Australian Guitar

TOP SHELF: Victory Amps RK50 Richie Kotzen Signature Amp Head

DESCRIBED BY THE COMPANY AS “STRAIGHT UP ROCK WITH REVERB AND TREMOLO”, ALEX WILSON LOOKS UNDER THE HOOD TO SEE IF THERE’S MORE GOING ON WITH THIS VENERABLE SHREDDER’S SIGNATURE HEAD.

- BY ALEX WILSON.

The defining feature of the RK50 is its ability to traverse the great distance between chiming clean tones and ferocious distortion without ever sacrificin­g dynamics, definition or sonic quality. Victory’s lead designer, Martin Kidd, has revealed that his amps, like some others, are built according to a design that simultaneo­usly adjusts both tube stages. In practice, this means tweaking to the Gain knob will saturate (or clarify) the signal in both circuits at once, giving a wider sonic range that can be traversed with a single control.

At the clean end of the spectrum (gain at 9 o’clock-ish and under) the amp has a balanced sonic character that tends a little towards the darker side of tone. The top-end is there pronounced, but is more silk and air than jangle. There’s also a pronounced midrange that adds depth and body to the sound. And it’s not just harmonic richness, the amp seems to pop and spank most in the low mids when set clean, lending a satisfying heft to dynamic playing.

Pushing upwards to around 12 reveals a crunchy rhythm tone that sounds fat on barre chords and rings majestical­ly with open position strums. Adding even more gain just thickens the saturation in a way that is suitable for soling or even brutal riffage. But the RK50 retains upper-mid bark and bite at all gain stages, avoiding both nasty fizz and woofy lows even as it gets pushed hard.

Rounding out the Master knob, that helps compensate for changes in the gain level, is a single tone control. It seems to essentiall­y function as a high shelf, allowing the player to dial in the level of brightness that they need at any given time. It could be really useful as a way to compensate for the different frequency response of different guitars, or as a studio tool to differenti­ate between rhythm and leads both recorded with the RK50.

While very useful and cleverly designed, the singular tone knob could be an issue for some as it offers less sonic control than many single-channel amps. Granted, you can tweak distortion, volume, brightness, but nonetheles­s some players will need to work hard to put their own stamp on the RK50’s core sound. Fortunate then, that the core sound is fantastic and well-realized, eminently suitable for rock and metal of the era when riffs rang loud from arena stages. The RK50 could also be a good amp for genres as disparate as blues and death metal, but really depends on how much the player is sold on the core sound. Our bets are on it converting most, it’s a rich tone that’s easy to fall in love with.

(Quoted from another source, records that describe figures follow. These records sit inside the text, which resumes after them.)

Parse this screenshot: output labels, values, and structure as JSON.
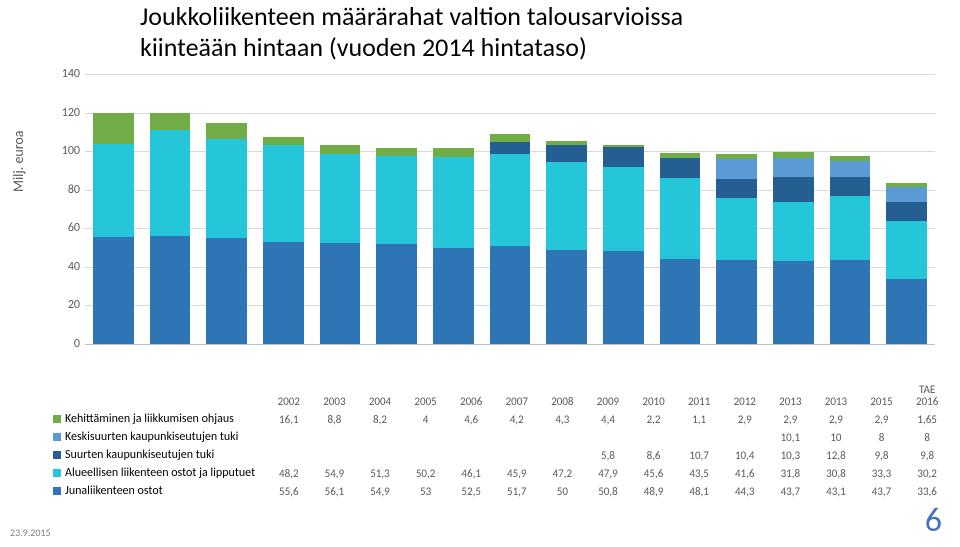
{
  "title_line1": "Joukkoliikenteen määrärahat valtion talousarvioissa",
  "title_line2": "kiinteään hintaan (vuoden 2014 hintataso)",
  "ylabel": "Milj. euroa",
  "page_number": "6",
  "footer_date": "23.9.2015",
  "chart": {
    "ylim_max": 140,
    "ytick_step": 20,
    "bg_color": "#ffffff",
    "grid_color": "#d9d9d9",
    "categories": [
      "2002",
      "2003",
      "2004",
      "2005",
      "2006",
      "2007",
      "2008",
      "2009",
      "2010",
      "2011",
      "2012",
      "2013",
      "2013",
      "2015",
      "TAE\n2016"
    ],
    "series": [
      {
        "name": "Kehittäminen ja liikkumisen ohjaus",
        "color": "#70ad47",
        "values": [
          16.1,
          8.8,
          8.2,
          4.0,
          4.6,
          4.2,
          4.3,
          4.4,
          2.2,
          1.1,
          2.9,
          2.9,
          2.9,
          2.9,
          1.65
        ]
      },
      {
        "name": "Keskisuurten kaupunkiseutujen tuki",
        "color": "#5b9bd5",
        "values": [
          null,
          null,
          null,
          null,
          null,
          null,
          null,
          null,
          null,
          null,
          null,
          10.1,
          10.0,
          8.0,
          8.0
        ]
      },
      {
        "name": "Suurten kaupunkiseutujen tuki",
        "color": "#255e91",
        "values": [
          null,
          null,
          null,
          null,
          null,
          null,
          null,
          5.8,
          8.6,
          10.7,
          10.4,
          10.3,
          12.8,
          9.8,
          9.8
        ]
      },
      {
        "name": "Alueellisen liikenteen ostot ja lipputuet",
        "color": "#26c6da",
        "values": [
          48.2,
          54.9,
          51.3,
          50.2,
          46.1,
          45.9,
          47.2,
          47.9,
          45.6,
          43.5,
          41.6,
          31.8,
          30.8,
          33.3,
          30.2
        ]
      },
      {
        "name": "Junaliikenteen ostot",
        "color": "#2e75b6",
        "values": [
          55.6,
          56.1,
          54.9,
          53.0,
          52.5,
          51.7,
          50.0,
          50.8,
          48.9,
          48.1,
          44.3,
          43.7,
          43.1,
          43.7,
          33.6
        ]
      }
    ]
  },
  "table_headers": [
    "2002",
    "2003",
    "2004",
    "2005",
    "2006",
    "2007",
    "2008",
    "2009",
    "2010",
    "2011",
    "2012",
    "2013",
    "2013",
    "2015",
    "TAE 2016"
  ]
}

WHY YOU’RE PROBABLY GOING TO WANT IT

For the amazing range the RK50 can cover between clean and distorted tones, packaged alongside topline reverb and tremolo sounds.

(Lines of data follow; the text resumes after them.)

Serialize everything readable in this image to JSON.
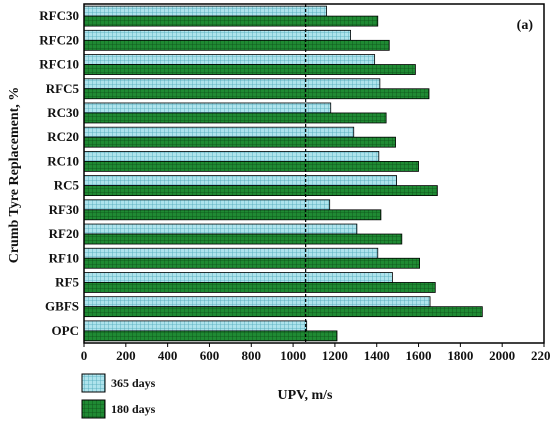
{
  "chart_data": {
    "type": "bar",
    "orientation": "horizontal",
    "panel_label": "(a)",
    "xlabel": "UPV, m/s",
    "ylabel": "Crumb Tyre Replacement, %",
    "xlim": [
      0,
      2200
    ],
    "xticks": [
      0,
      200,
      400,
      600,
      800,
      1000,
      1200,
      1400,
      1600,
      1800,
      2000,
      2200
    ],
    "reference_line": 1060,
    "categories": [
      "RFC30",
      "RFC20",
      "RFC10",
      "RFC5",
      "RC30",
      "RC20",
      "RC10",
      "RC5",
      "RF30",
      "RF20",
      "RF10",
      "RF5",
      "GBFS",
      "OPC"
    ],
    "series": [
      {
        "name": "365 days",
        "color": "#aee3ec",
        "pattern": "grid",
        "values": [
          1160,
          1275,
          1390,
          1415,
          1180,
          1290,
          1410,
          1495,
          1175,
          1305,
          1405,
          1475,
          1655,
          1065
        ]
      },
      {
        "name": "180 days",
        "color": "#1e7a2c",
        "pattern": "grid",
        "values": [
          1405,
          1460,
          1585,
          1650,
          1445,
          1490,
          1600,
          1690,
          1420,
          1520,
          1605,
          1680,
          1905,
          1210
        ]
      }
    ],
    "legend_position": "bottom-left",
    "grid": false
  }
}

WHAT YOU SHOULD CONSIDER FIRST

Used in a live setting, a player who is comfortabl­e at using their volume and tone knobs to control the amp remotely will benefit the most from the RK50. The amp seems marketed at people who play rock, a genre where switching from clean to dirty and back is necessary. Even with the added boost footswitch, this isn’t always easy on a single channel amp so the player will need to compensate at their end. In the studio it performs and records extremely well, although it lacks some of the useful DI and load control features that characteri­ze some modern studio amps.